Mr. Roosevelt is bold and fearless yet timid and wary; he is ambitious and striving, but circumspect and cautious. He is imperious in mind, but thoughtful and considerate in action. Whether or not these temperamental traits of Mr. Roosevelt give us a picture of the typical President of the future is doubtful, but certain it is that the nervous energy, the irrepressible ambition, the fascinating elements which predominate in Mr. Roosevelt’s nature represent the American character now in the making.
ROOSEVELT WAS NO stranger to Yellowstone, having first visited it in 1886. As founder of the Boone & Crockett Club, he had worked to save it from vandalism and exploitation, and he took pride in having been a motive force behind the National Park Protective Act of 1894. Only last year he had won an appropriation that made the Yellowstone bison wards of the federal government. Now he could enjoy the benefits of his work in solitude.

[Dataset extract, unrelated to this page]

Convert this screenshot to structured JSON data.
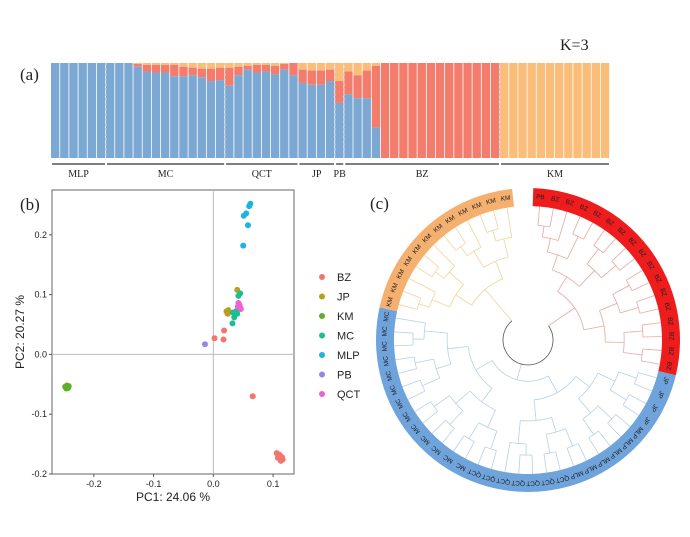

Or near solitude. John Burroughs caught cold the first day, and remained behind at Mammoth Hot
Springs; but Major Pitcher stuck tight. Roosevelt bided his time. He passed several sociable nights with the superintendent, eating sardines and hardtack round the campfire, and helping wash up in the icy river. Each day, he rode deeper into the park, while snow dust boiled in the peaks and mountain sheep stared down at him, half veiled by their own breath. He feasted his eyes, long starved for the sight of game, on pronghorns and buffalo and black-tailed deer. A giant herd of elk enthralled him for four hours. His ear caught the counterpoint between a solitaire singing at the top of a canyon, and a water-ouzel perched a thousand feet below.

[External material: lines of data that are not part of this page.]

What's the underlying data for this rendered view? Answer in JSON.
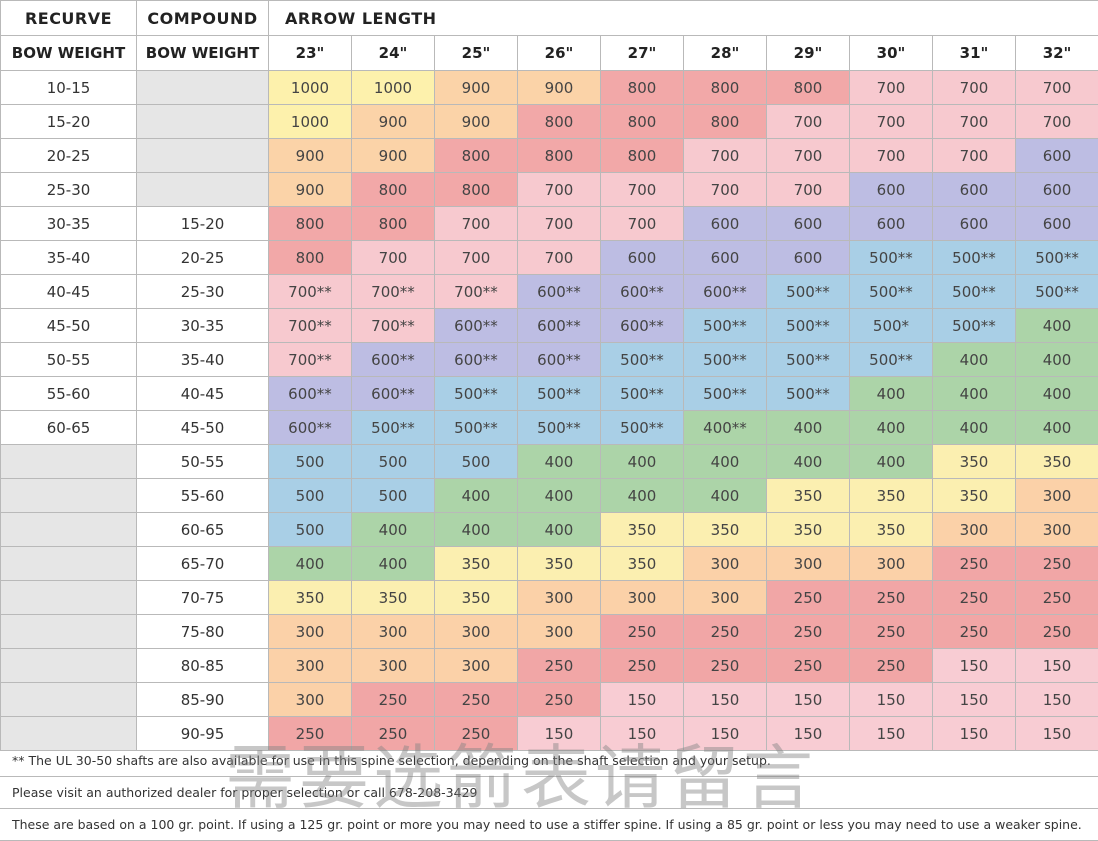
{
  "headers": {
    "recurve": "RECURVE",
    "compound": "COMPOUND",
    "arrow_length": "ARROW LENGTH",
    "bow_weight_recurve": "BOW WEIGHT",
    "bow_weight_compound": "BOW WEIGHT",
    "lengths": [
      "23\"",
      "24\"",
      "25\"",
      "26\"",
      "27\"",
      "28\"",
      "29\"",
      "30\"",
      "31\"",
      "32\""
    ]
  },
  "rows": [
    {
      "recurve": "10-15",
      "compound": "",
      "values": [
        "1000",
        "1000",
        "900",
        "900",
        "800",
        "800",
        "800",
        "700",
        "700",
        "700"
      ]
    },
    {
      "recurve": "15-20",
      "compound": "",
      "values": [
        "1000",
        "900",
        "900",
        "800",
        "800",
        "800",
        "700",
        "700",
        "700",
        "700"
      ]
    },
    {
      "recurve": "20-25",
      "compound": "",
      "values": [
        "900",
        "900",
        "800",
        "800",
        "800",
        "700",
        "700",
        "700",
        "700",
        "600"
      ]
    },
    {
      "recurve": "25-30",
      "compound": "",
      "values": [
        "900",
        "800",
        "800",
        "700",
        "700",
        "700",
        "700",
        "600",
        "600",
        "600"
      ]
    },
    {
      "recurve": "30-35",
      "compound": "15-20",
      "values": [
        "800",
        "800",
        "700",
        "700",
        "700",
        "600",
        "600",
        "600",
        "600",
        "600"
      ]
    },
    {
      "recurve": "35-40",
      "compound": "20-25",
      "values": [
        "800",
        "700",
        "700",
        "700",
        "600",
        "600",
        "600",
        "500**",
        "500**",
        "500**"
      ]
    },
    {
      "recurve": "40-45",
      "compound": "25-30",
      "values": [
        "700**",
        "700**",
        "700**",
        "600**",
        "600**",
        "600**",
        "500**",
        "500**",
        "500**",
        "500**"
      ]
    },
    {
      "recurve": "45-50",
      "compound": "30-35",
      "values": [
        "700**",
        "700**",
        "600**",
        "600**",
        "600**",
        "500**",
        "500**",
        "500*",
        "500**",
        "400"
      ]
    },
    {
      "recurve": "50-55",
      "compound": "35-40",
      "values": [
        "700**",
        "600**",
        "600**",
        "600**",
        "500**",
        "500**",
        "500**",
        "500**",
        "400",
        "400"
      ]
    },
    {
      "recurve": "55-60",
      "compound": "40-45",
      "values": [
        "600**",
        "600**",
        "500**",
        "500**",
        "500**",
        "500**",
        "500**",
        "400",
        "400",
        "400"
      ]
    },
    {
      "recurve": "60-65",
      "compound": "45-50",
      "values": [
        "600**",
        "500**",
        "500**",
        "500**",
        "500**",
        "400**",
        "400",
        "400",
        "400",
        "400"
      ]
    },
    {
      "recurve": "",
      "compound": "50-55",
      "values": [
        "500",
        "500",
        "500",
        "400",
        "400",
        "400",
        "400",
        "400",
        "350",
        "350"
      ]
    },
    {
      "recurve": "",
      "compound": "55-60",
      "values": [
        "500",
        "500",
        "400",
        "400",
        "400",
        "400",
        "350",
        "350",
        "350",
        "300"
      ]
    },
    {
      "recurve": "",
      "compound": "60-65",
      "values": [
        "500",
        "400",
        "400",
        "400",
        "350",
        "350",
        "350",
        "350",
        "300",
        "300"
      ]
    },
    {
      "recurve": "",
      "compound": "65-70",
      "values": [
        "400",
        "400",
        "350",
        "350",
        "350",
        "300",
        "300",
        "300",
        "250",
        "250"
      ]
    },
    {
      "recurve": "",
      "compound": "70-75",
      "values": [
        "350",
        "350",
        "350",
        "300",
        "300",
        "300",
        "250",
        "250",
        "250",
        "250"
      ]
    },
    {
      "recurve": "",
      "compound": "75-80",
      "values": [
        "300",
        "300",
        "300",
        "300",
        "250",
        "250",
        "250",
        "250",
        "250",
        "250"
      ]
    },
    {
      "recurve": "",
      "compound": "80-85",
      "values": [
        "300",
        "300",
        "300",
        "250",
        "250",
        "250",
        "250",
        "250",
        "150",
        "150"
      ]
    },
    {
      "recurve": "",
      "compound": "85-90",
      "values": [
        "300",
        "250",
        "250",
        "250",
        "150",
        "150",
        "150",
        "150",
        "150",
        "150"
      ]
    },
    {
      "recurve": "",
      "compound": "90-95",
      "values": [
        "250",
        "250",
        "250",
        "150",
        "150",
        "150",
        "150",
        "150",
        "150",
        "150"
      ]
    }
  ],
  "notes": [
    "** The UL 30-50 shafts are also available for use in this spine selection, depending on the shaft selection and your setup.",
    "Please visit an authorized dealer for proper selection or call 678-208-3429",
    "These are based on a 100 gr. point. If using a 125 gr. point or more you may need to use a stiffer spine. If using a 85 gr. point or less you may need to use a weaker spine."
  ],
  "watermark": "需要选箭表请留言",
  "colors": {
    "1000": "#fdf1ac",
    "900": "#fbd3a8",
    "800": "#f2a8a8",
    "700": "#f7c9cf",
    "600": "#bdbde3",
    "500": "#a9cfe6",
    "400": "#acd4a8",
    "350": "#fbefb0",
    "300": "#fbd1a8",
    "250": "#f1a6a6",
    "150": "#f8ccd3",
    "empty": "#e6e6e6"
  }
}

On 12 April, he suddenly said that, as it was Sunday, he wished to “take a walk alone.” Pitcher felt unable to deny a President’s desire for private devotion, so Roosevelt marched happily off and for six hours worshiped God in his own fashion.
There were rumors, later on, of rifle shots echoing in the park, and Roosevelt was definitely seen with a cartridge bruise on his cheek. But Pitcher announced that the President had merely indulged in “a little target shooting” back at camp and been wounded by an ejected shell.

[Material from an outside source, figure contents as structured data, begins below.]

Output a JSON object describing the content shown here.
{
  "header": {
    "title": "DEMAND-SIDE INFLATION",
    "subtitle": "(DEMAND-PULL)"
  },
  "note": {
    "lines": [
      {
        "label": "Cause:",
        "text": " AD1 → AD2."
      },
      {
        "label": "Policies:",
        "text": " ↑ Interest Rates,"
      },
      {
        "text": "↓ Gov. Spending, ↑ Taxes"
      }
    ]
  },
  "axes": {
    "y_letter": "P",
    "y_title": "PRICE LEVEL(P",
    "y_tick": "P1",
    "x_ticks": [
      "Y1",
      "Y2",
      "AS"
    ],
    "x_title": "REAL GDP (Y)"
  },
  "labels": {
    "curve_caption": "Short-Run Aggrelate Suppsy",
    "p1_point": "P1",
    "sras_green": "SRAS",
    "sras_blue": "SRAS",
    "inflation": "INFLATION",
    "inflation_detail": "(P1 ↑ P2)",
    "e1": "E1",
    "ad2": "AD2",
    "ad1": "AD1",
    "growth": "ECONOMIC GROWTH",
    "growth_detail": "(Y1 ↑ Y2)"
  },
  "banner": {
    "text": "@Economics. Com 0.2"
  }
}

Burroughs, who had rejoined the party, confirmed this. Roosevelt was sincere in his vow not to kill local wildlife, even such permissible prey as coyotes and cougar. He still lusted, or thought that he lusted, after big game, but nowadays it was the pursuit, rather than the quarry, that interested him. A new protective sensibility was notable in his account of these days in Yellowstone:
Every man who appreciates the majesty and beauty of the wilderness and of wild life, should strike hands with the far-sighted men who wish to preserve our material resources, in the effort to keep our forests and our game-beasts, game-birds, and game-fish—indeed, all the living creatures of prairie and woodland and seashore—from wanton destruction. Above all, we should recognize that the effort toward this end is essentially a democratic movement. It is entirely within our power as a nation to preserve large tracts of wilderness, which are valueless for agricultural purposes and unfit for settlement, as playgrounds for rich and poor alike.… But this end can only be achieved by wise laws and by a resolute enforcement of the laws.